Iran is about to start selling oil that may cost just $1 a barrel

A year ago, when Anatole Kaletsky suggested that the price of oil might fall to $20 a barrel, most people laughed. The global economy was growing! Demand was picking up! Oil had been at $100 only recently!

Citi, at the time, expected oil to go back up to $63 a barrel in 2015, after the price plummeted below $50.

Today, oil sits at $37 a barrel. Goldman Sachs recently agreed it could tumble as low as $20 a barrel, a level that would decimate the already heavily damaged economies of Saudi Arabia and Russia.

And no one is laughing.

The world is awash with oil. Everyone expects it to stay that way for decades. OPEC predicts the price won't go back above $100 until 2040.

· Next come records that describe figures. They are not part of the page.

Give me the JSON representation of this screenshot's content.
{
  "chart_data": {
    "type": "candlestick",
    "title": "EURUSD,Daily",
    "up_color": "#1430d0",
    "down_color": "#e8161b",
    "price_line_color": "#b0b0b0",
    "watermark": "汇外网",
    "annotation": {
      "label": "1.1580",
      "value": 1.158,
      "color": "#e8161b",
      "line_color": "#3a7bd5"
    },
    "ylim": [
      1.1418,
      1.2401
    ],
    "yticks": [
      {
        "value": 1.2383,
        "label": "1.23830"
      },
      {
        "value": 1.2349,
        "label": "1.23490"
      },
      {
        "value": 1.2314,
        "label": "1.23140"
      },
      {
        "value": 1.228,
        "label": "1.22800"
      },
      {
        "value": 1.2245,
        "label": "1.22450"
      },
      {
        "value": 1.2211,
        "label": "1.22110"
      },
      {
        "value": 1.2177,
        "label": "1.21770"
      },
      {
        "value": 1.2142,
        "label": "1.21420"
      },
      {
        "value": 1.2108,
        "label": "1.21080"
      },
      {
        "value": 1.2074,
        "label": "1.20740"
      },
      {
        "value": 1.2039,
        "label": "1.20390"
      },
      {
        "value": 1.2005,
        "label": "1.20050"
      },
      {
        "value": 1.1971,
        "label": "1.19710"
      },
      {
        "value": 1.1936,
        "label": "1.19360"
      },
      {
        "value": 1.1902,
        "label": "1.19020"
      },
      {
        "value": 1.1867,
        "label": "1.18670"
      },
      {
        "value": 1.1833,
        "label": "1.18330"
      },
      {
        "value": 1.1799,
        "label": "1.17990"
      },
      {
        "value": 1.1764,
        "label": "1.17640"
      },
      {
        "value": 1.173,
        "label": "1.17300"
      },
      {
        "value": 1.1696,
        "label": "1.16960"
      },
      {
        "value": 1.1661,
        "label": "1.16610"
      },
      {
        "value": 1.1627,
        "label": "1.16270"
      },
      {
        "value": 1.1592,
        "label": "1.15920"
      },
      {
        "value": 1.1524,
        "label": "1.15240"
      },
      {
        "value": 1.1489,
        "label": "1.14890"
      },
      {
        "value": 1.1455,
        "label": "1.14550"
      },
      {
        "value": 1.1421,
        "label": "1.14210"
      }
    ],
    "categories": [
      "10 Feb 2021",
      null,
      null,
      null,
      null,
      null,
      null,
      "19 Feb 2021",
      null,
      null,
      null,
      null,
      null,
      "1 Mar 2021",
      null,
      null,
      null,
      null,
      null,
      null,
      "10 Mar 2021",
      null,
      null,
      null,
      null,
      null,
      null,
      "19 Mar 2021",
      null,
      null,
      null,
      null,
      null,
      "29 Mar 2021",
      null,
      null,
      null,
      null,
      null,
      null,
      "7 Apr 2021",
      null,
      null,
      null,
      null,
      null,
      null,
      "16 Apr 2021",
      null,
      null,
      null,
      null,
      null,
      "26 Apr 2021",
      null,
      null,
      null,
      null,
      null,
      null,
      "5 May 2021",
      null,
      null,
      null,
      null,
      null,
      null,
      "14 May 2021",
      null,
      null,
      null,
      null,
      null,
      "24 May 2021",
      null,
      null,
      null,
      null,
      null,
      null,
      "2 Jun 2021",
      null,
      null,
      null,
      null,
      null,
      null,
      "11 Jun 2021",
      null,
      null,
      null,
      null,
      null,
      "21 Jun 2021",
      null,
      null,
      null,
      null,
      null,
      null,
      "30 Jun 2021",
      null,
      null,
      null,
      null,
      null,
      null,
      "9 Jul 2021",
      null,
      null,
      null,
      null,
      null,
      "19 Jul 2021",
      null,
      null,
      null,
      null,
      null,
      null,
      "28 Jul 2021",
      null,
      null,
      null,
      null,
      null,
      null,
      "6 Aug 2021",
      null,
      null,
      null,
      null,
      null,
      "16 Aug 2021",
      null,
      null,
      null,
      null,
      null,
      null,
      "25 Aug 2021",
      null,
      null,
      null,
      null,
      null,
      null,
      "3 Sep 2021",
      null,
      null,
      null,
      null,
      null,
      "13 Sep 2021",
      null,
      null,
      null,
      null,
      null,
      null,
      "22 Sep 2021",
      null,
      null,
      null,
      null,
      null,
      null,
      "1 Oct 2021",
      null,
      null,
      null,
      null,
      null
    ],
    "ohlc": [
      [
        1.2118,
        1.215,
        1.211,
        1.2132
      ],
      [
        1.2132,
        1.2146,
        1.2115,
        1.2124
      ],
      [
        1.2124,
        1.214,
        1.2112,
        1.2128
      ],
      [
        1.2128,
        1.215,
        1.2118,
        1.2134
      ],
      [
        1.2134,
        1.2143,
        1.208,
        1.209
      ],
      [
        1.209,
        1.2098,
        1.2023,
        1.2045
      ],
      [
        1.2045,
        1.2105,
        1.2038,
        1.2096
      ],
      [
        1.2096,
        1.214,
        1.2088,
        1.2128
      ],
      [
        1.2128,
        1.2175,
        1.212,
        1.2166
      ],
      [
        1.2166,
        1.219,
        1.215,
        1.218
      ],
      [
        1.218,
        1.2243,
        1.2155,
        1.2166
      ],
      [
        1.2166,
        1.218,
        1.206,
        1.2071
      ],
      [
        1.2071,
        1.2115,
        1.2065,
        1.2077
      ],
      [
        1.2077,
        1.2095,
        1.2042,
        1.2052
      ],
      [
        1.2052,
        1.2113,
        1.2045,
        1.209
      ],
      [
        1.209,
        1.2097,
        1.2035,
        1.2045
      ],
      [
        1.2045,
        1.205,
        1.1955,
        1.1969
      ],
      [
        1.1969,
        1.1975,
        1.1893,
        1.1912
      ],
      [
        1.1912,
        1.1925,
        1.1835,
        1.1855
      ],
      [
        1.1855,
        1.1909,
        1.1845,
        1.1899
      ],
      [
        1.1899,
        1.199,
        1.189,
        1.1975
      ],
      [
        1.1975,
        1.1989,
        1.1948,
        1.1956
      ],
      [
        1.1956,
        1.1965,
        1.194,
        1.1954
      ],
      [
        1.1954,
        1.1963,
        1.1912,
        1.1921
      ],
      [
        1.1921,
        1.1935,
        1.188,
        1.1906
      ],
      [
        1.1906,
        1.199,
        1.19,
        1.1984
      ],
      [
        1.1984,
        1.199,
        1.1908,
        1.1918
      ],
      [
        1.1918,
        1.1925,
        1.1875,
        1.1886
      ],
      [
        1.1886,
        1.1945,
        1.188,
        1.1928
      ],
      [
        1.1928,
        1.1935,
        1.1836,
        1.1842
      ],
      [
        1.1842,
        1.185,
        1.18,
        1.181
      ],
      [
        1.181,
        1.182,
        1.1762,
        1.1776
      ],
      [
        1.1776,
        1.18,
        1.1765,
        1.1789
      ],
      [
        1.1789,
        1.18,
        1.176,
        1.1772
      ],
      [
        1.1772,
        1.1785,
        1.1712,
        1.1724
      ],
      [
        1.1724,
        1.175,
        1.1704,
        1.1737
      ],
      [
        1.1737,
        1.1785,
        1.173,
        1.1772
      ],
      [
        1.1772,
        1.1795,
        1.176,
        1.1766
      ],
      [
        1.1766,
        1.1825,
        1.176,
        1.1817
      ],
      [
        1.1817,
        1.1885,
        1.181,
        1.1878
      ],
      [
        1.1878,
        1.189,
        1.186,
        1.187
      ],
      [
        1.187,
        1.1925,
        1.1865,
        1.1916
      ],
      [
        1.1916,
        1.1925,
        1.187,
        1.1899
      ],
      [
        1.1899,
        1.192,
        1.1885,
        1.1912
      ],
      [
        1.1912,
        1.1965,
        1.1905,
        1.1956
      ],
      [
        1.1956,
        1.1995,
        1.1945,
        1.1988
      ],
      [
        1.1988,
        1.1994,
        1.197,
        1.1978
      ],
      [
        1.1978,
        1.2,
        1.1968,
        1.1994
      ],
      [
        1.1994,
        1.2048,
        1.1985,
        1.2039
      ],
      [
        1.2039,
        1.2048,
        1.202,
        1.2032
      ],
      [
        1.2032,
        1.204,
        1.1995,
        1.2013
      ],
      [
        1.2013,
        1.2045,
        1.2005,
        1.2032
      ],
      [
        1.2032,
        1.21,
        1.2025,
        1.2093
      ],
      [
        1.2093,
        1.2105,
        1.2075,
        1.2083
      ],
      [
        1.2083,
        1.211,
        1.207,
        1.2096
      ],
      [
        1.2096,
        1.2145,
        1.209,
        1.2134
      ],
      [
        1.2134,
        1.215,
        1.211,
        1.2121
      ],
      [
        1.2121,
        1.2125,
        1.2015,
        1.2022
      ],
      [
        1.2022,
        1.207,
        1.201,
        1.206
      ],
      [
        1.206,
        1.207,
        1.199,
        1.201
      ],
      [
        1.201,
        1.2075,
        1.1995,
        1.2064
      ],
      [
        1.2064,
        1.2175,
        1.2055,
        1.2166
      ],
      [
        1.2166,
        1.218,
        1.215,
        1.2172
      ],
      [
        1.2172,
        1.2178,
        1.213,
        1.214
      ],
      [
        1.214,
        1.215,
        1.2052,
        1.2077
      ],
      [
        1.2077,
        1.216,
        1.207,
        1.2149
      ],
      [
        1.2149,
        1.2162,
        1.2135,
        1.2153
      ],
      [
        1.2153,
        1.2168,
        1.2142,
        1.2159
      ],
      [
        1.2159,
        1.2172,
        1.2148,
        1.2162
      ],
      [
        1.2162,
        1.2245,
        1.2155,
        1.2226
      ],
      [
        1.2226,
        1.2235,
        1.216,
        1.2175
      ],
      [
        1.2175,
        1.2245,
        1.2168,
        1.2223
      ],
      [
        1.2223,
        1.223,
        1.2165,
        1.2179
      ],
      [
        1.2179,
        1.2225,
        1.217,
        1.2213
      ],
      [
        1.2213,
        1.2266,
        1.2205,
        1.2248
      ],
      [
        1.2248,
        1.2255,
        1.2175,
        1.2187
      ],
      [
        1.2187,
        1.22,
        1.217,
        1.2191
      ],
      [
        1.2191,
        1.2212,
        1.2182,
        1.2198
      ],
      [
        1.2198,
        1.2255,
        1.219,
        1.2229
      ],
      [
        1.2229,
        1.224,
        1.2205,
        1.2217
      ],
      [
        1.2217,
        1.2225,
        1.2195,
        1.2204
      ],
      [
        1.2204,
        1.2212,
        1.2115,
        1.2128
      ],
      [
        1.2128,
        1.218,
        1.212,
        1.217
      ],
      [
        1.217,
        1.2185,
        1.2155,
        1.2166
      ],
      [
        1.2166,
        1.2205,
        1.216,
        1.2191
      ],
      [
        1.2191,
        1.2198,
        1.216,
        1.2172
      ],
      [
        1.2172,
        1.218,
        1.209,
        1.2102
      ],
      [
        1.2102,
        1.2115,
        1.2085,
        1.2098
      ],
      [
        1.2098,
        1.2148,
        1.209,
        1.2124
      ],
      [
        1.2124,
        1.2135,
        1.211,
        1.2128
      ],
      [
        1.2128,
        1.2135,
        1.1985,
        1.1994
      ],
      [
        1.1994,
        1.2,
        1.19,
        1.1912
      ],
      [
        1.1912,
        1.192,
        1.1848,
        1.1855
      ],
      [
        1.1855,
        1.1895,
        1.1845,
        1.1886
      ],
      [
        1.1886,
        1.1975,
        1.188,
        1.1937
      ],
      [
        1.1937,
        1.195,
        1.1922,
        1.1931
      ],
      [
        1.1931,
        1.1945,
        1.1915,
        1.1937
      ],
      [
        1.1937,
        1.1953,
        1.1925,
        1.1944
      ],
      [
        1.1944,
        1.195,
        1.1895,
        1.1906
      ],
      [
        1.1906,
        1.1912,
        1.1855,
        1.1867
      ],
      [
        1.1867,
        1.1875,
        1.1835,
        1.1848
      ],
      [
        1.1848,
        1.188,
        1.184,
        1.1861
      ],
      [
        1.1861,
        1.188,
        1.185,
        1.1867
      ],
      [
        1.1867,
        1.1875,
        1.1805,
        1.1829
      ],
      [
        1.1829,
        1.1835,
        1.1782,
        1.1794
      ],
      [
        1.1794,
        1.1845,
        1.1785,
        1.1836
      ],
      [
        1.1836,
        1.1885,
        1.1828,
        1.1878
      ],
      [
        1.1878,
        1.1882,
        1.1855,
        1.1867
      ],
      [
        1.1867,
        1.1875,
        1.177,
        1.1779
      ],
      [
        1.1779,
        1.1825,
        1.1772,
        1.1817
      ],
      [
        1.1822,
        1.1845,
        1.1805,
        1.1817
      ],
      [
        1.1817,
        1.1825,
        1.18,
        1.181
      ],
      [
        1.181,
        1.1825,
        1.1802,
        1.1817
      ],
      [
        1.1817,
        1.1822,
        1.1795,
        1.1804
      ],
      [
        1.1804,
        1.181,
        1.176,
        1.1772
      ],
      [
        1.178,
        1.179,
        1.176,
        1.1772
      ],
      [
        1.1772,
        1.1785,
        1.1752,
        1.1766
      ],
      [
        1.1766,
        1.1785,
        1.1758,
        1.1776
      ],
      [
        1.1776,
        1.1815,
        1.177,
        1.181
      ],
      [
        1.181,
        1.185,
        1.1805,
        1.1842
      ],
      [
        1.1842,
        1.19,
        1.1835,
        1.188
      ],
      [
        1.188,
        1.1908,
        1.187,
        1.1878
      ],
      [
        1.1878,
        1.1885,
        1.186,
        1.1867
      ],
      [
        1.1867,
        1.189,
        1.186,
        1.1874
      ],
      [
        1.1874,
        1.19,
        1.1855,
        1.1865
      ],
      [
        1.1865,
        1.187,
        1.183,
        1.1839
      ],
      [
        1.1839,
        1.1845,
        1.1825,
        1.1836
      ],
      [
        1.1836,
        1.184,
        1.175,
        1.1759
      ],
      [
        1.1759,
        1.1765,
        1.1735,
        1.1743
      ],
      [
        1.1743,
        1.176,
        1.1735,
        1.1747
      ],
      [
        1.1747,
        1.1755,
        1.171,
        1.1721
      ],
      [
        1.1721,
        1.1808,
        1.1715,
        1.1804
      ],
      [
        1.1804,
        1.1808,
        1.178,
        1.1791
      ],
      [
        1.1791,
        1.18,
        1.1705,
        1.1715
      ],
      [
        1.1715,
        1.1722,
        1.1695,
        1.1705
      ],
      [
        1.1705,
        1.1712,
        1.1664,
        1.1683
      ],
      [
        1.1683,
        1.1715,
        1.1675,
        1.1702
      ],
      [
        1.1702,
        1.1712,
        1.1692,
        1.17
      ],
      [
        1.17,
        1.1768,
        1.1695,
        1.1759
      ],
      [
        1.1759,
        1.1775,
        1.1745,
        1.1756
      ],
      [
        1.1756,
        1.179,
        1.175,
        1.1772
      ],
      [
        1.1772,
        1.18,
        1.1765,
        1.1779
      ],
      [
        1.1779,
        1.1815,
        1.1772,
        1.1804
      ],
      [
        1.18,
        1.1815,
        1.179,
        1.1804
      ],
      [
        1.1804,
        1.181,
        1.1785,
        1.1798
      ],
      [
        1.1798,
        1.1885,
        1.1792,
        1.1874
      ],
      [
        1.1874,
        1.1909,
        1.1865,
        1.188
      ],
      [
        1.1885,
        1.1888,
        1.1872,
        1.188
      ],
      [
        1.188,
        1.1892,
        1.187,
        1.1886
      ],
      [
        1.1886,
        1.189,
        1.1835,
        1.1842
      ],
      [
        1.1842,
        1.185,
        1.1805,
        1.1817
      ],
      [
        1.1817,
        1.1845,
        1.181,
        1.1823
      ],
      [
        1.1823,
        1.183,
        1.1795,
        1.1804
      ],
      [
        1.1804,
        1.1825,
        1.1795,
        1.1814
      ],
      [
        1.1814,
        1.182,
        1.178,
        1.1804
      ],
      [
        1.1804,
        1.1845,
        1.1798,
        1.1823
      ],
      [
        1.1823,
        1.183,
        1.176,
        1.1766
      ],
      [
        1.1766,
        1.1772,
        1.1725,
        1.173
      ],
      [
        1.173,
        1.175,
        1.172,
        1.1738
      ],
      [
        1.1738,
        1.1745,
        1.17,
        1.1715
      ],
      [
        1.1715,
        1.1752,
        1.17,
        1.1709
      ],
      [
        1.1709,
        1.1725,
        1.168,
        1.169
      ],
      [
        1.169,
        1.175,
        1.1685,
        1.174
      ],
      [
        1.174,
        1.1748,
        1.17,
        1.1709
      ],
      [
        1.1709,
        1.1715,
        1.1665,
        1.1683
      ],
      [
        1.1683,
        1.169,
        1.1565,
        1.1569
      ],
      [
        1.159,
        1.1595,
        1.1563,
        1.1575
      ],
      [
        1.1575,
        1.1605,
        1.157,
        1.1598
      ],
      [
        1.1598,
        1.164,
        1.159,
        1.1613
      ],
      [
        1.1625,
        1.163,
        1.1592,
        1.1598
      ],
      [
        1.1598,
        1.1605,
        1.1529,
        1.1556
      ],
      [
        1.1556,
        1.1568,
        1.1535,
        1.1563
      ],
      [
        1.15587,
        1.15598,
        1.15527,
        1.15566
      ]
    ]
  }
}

This week, Kaletsky has a new suggestion for oil-watchers to consider: Iran may be able to produce oil for just $1 a barrel, he wrote in a column for Project Syndicate (emphasis ours):

ExxonMobil, Shell, and BP can no longer hope to compete with Saudi, Iranian, or Russian companies, which now have exclusive access to reserves that can be extracted with nothing more sophisticated than nineteenth-century "nodding donkeys." Iran, for example, claims to produce oil for only $1 a barrel. Its readily accessible reserves — second only in the Middle East to Saudi Arabia's — will be rapidly developed once international economic sanctions are lifted.